Hace cincuenta años, el 30 de abril de 1972, Clara Campoamor moría en Lausana tras vivir media vida en el exilio. Su amiga Antoinette Quinche dejó escrito que, a pesar de que estaba enferma de cáncer, su muerte fue inesperada y rápida. Murió mientras dormía, no sufrió. La vida le compensó en esos momentos finales la tristeza, la melancolía y la frustración que fue acumulando en su largo exilio por no poder regresar a su país y por ver cómo otras mujeres iban conquistando en el mundo los derechos que las mujeres españolas conquistaron en los años 30 y les fueron arrebatados por la dictadura.

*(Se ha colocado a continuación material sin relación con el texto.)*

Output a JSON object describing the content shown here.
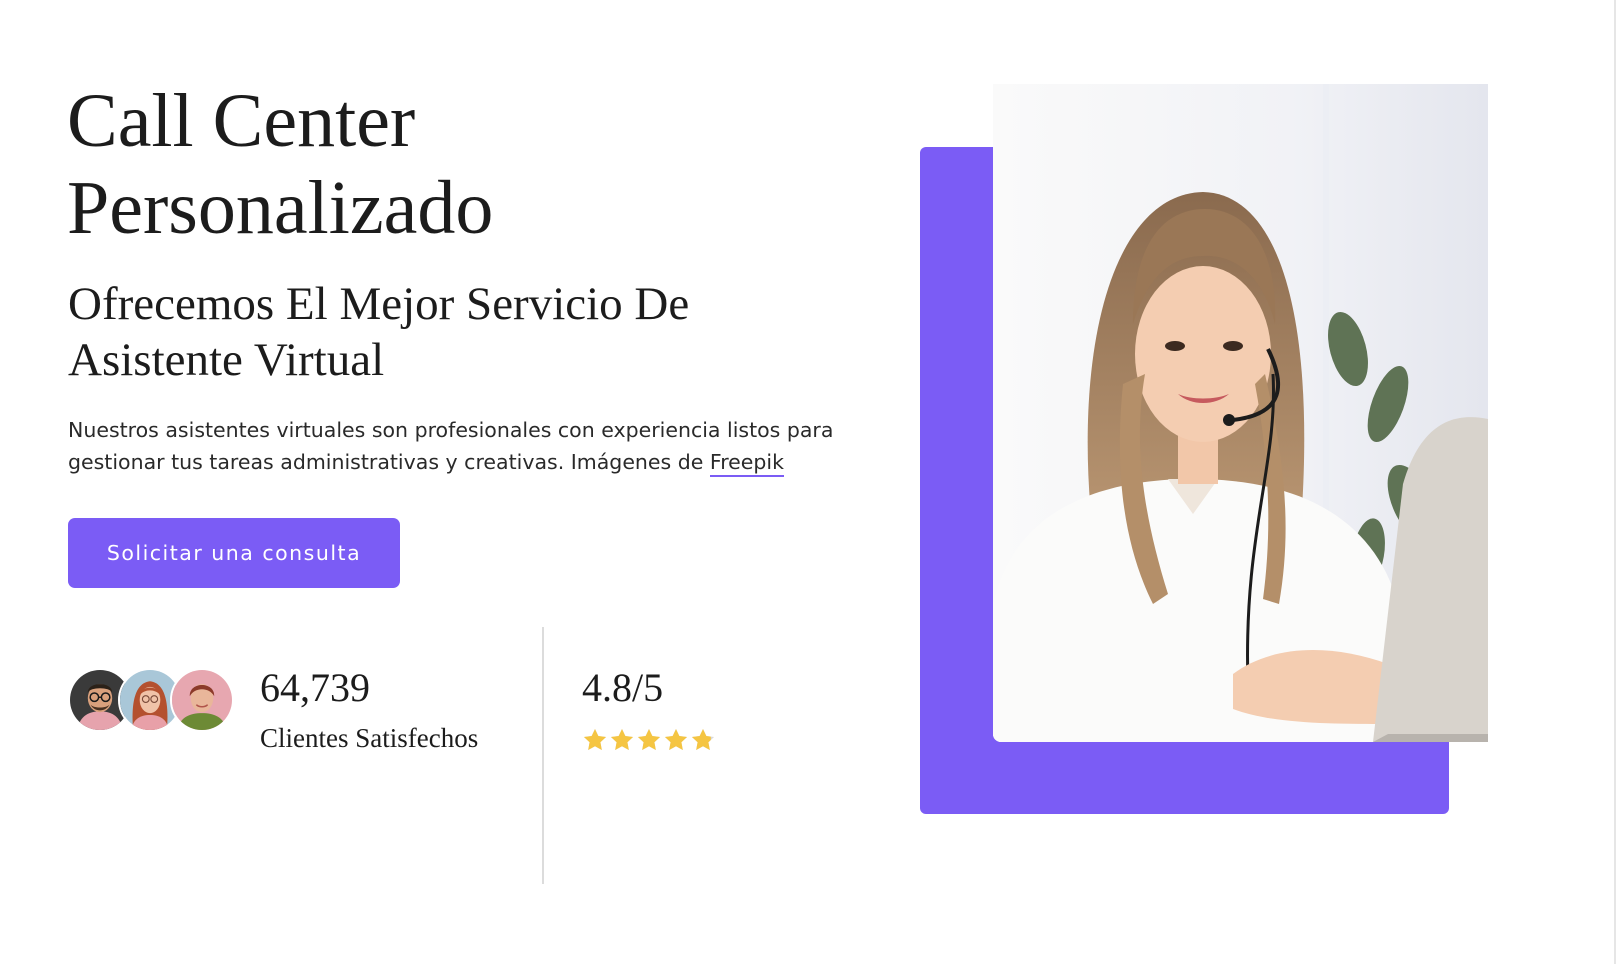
{
  "hero": {
    "title_line1": "Call Center",
    "title_line2": "Personalizado",
    "subtitle_line1": "Ofrecemos El Mejor Servicio De",
    "subtitle_line2": "Asistente Virtual",
    "description": "Nuestros asistentes virtuales son profesionales con experiencia listos para gestionar tus tareas administrativas y creativas. Imágenes de ",
    "description_link": "Freepik",
    "cta_label": "Solicitar una consulta",
    "photo": "woman-with-headset-at-laptop"
  },
  "stats": {
    "clients_count": "64,739",
    "clients_label": "Clientes Satisfechos",
    "avatars": [
      "man-with-glasses-avatar",
      "woman-with-red-hair-avatar",
      "woman-smiling-avatar"
    ],
    "rating_value": "4.8/5",
    "rating": 4.8,
    "rating_max": 5
  },
  "colors": {
    "accent": "#7b5cf5",
    "star": "#f5c542",
    "star_empty": "#d9d9d9",
    "text": "#1c1c1c"
  }
}
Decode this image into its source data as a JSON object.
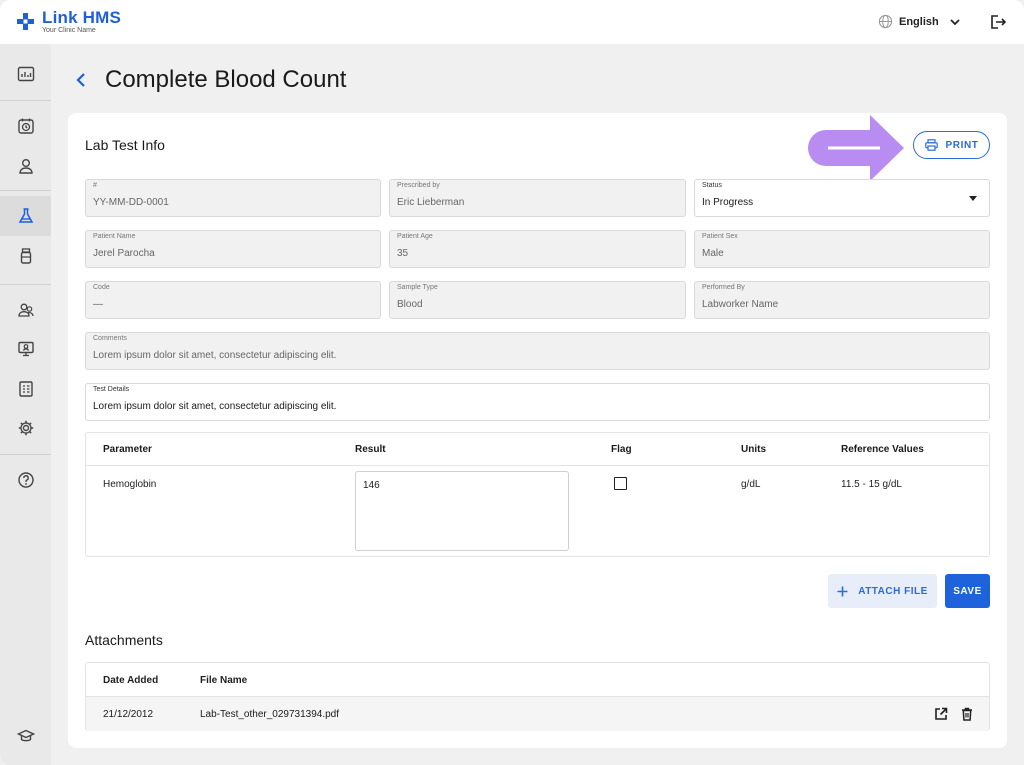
{
  "app": {
    "logo_title": "Link HMS",
    "logo_subtitle": "Your Clinic Name",
    "language": "English",
    "brand_color": "#1f5fd9"
  },
  "sidebar": {
    "items": [
      {
        "name": "dashboard",
        "icon": "chart-icon"
      },
      {
        "name": "appointments",
        "icon": "clock-calendar-icon"
      },
      {
        "name": "patients",
        "icon": "person-icon"
      },
      {
        "name": "labs",
        "icon": "flask-icon",
        "active": true
      },
      {
        "name": "medications",
        "icon": "bottle-icon"
      },
      {
        "name": "staff",
        "icon": "users-icon"
      },
      {
        "name": "monitor",
        "icon": "monitor-icon"
      },
      {
        "name": "reports",
        "icon": "document-icon"
      },
      {
        "name": "settings",
        "icon": "gear-icon"
      },
      {
        "name": "help",
        "icon": "help-icon"
      },
      {
        "name": "learning",
        "icon": "graduation-cap-icon"
      }
    ]
  },
  "page": {
    "title": "Complete Blood Count"
  },
  "lab_info": {
    "section_title": "Lab Test Info",
    "print_label": "PRINT",
    "fields": {
      "number": {
        "label": "#",
        "value": "YY-MM-DD-0001"
      },
      "prescribed_by": {
        "label": "Prescribed by",
        "value": "Eric Lieberman"
      },
      "status": {
        "label": "Status",
        "value": "In Progress"
      },
      "patient_name": {
        "label": "Patient Name",
        "value": "Jerel Parocha"
      },
      "patient_age": {
        "label": "Patient Age",
        "value": "35"
      },
      "patient_sex": {
        "label": "Patient Sex",
        "value": "Male"
      },
      "code": {
        "label": "Code",
        "value": "—"
      },
      "sample_type": {
        "label": "Sample Type",
        "value": "Blood"
      },
      "performed_by": {
        "label": "Performed By",
        "value": "Labworker Name"
      },
      "comments": {
        "label": "Comments",
        "value": "Lorem ipsum dolor sit amet, consectetur adipiscing elit."
      },
      "test_details": {
        "label": "Test Details",
        "value": "Lorem ipsum dolor sit amet, consectetur adipiscing elit."
      }
    }
  },
  "results": {
    "headers": [
      "Parameter",
      "Result",
      "Flag",
      "Units",
      "Reference Values"
    ],
    "rows": [
      {
        "parameter": "Hemoglobin",
        "result": "146",
        "flag": false,
        "units": "g/dL",
        "reference": "11.5 - 15 g/dL"
      }
    ]
  },
  "actions": {
    "attach_file_label": "ATTACH FILE",
    "save_label": "SAVE"
  },
  "attachments": {
    "section_title": "Attachments",
    "headers": [
      "Date Added",
      "File Name"
    ],
    "rows": [
      {
        "date_added": "21/12/2012",
        "file_name": "Lab-Test_other_029731394.pdf"
      }
    ]
  }
}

Clara tuvo la mala suerte de morir antes que el dictador Franco. Si lo hubiera sobrevivido, quizás este país le habría rendido merecido homenaje en tiempo y forma cuando recuperó la democracia, como lo hizo con Victoria Kent, con Federica Montseny, con Pasionaria... Como está última, quizás hubiera regresado al Congreso para defender lo que ya había peleado cuarenta años antes. En cualquier caso, sin estar, estuvo, porque el espíritu de lo que sembró en la II República en materia de igualdad se recogió punto por punto en nuestra Constitución aún vigente. Y ningún diputado se atrevió entonces a decir las barbaridades que Clara tuvo que escuchar sobre la menguada capacidad del sexo femenino.
Clara Campoamor fue un personaje excepcional. Fue una persona que tuvo que cambiar su propia historia antes de cambiar la Historia; una ciudadana convencida de que cualquiera, con tesón y aprovechando el momento oportuno, puede cambiar las cosas; y una política íntegra que siempre puso los principios por encima del criterio de oportunidad. Lo que hizo, lo que dijo y lo que dejó escrito nos apela desde el pasado. Y no tenemos que olvidar la forma en la que una dictadura dinamitó las conquistas en materia de igualdad que ella contribuyó a conseguir, ahora que sus herederos ideológicos andan desmelenados.